Let’s just say the squadron of squatters could have benefitted from a fistful of Crest Whitening Strips and perhaps a dollop of John Frieda Hair Pomade or two.

Then, just last Friday night, yet another crew of beer drinking boors made the scene at Camelot up Waverly way, clad in similar non-fashion and crop dusting patrons with their own natural gas as they made their way throughout the packed establishment.

Now I imagine local business owners don’t see past the green of their cash as the pipeline interlopers infiltrate our area. But is it wrong to ask the lusty laborers to elevate their fashion sense should they decide to rub elbows with the area’s beau monde?

Besides, if they really want to lay some pipe, they’re going to have to clean up their collective acts.

In the meantime, I polished my Jimmy Choos and headed for downtown Scranton this past weekend to check out the newly-named Beko Restaurant which is located where the Martini Grille formerly hung its shingle. While supping on some succulent sushi, I caught site of local movers and shakers Art and Tara Russo who were hosting a gathering of their West Scranton Class of ’86 classmates after a much heralded high school reunion at the nearby Colonnade.

The night before, the power couple also hosted a happy hour at POSH for their Invader brethren and it sure looked the gang was having a kick of a good time. Let’s just say I was dazzled by the gathered gorgeous glitterati which included the likes of Steven Harris, Robert Gasper, Faith and Mike Golay, Regina Piazza, Kristin Janes, Carolyn Jerowski, Gus Gschiedle, Warren Walters, Mitchell Simon, Mark Granahan, Doug Evans, Leo Ciullo and more! A night spent with old friends apparently injected new life into the celebrating clan. They all looked simply marvelous.

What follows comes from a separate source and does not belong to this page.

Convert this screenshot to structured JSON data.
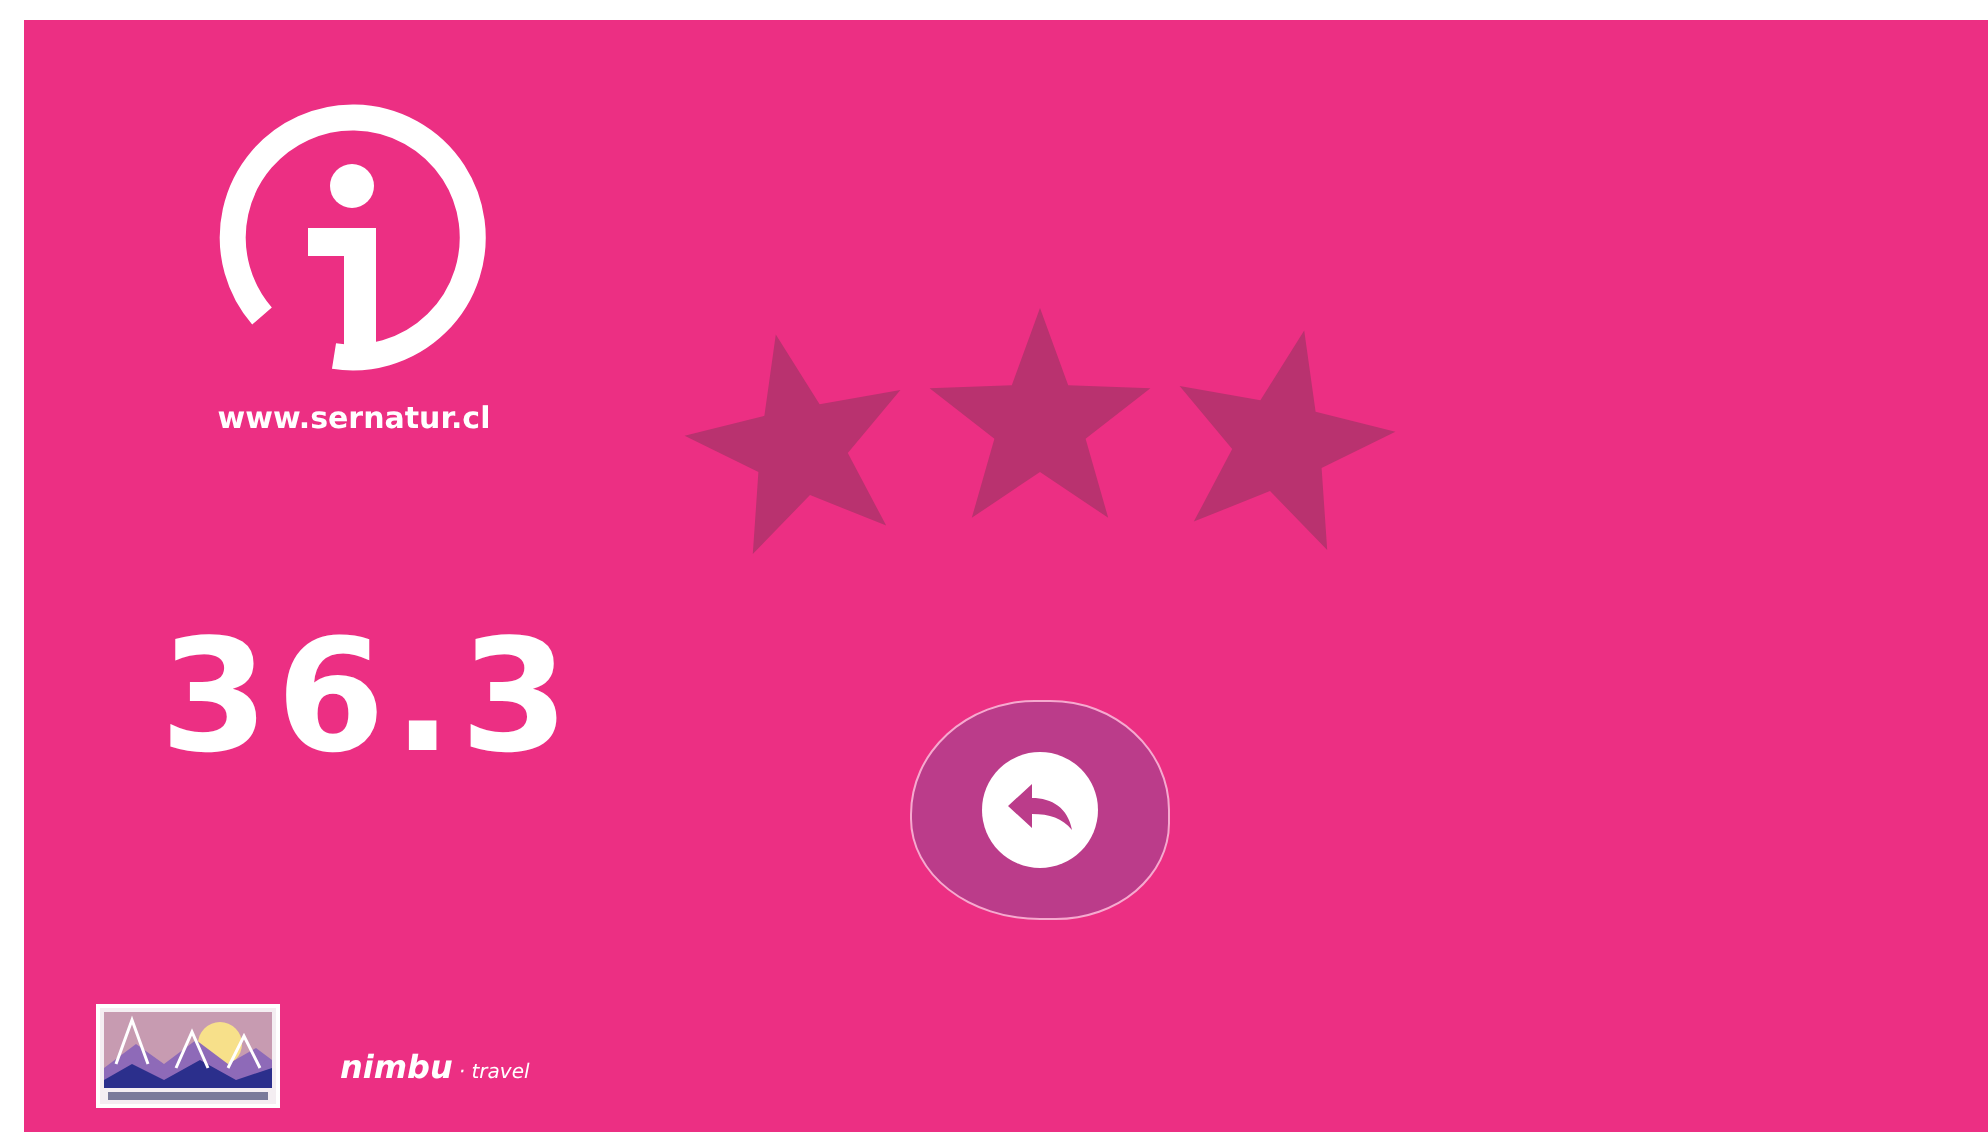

Meanwhile, the old Molly Brannigans will have new life injected into in it the form of yet another Irish bar just around the corner on Lackawanna Avenue. Ron Kamionka, who brought us Scranton’s Hardware Bar and Wilkes-Barre’s Mulligan’s Pub, has signed a letter of intent to take over the prominent empty corner property and hopes to have it open in time for the celebrated St. Patrick’s Day parade.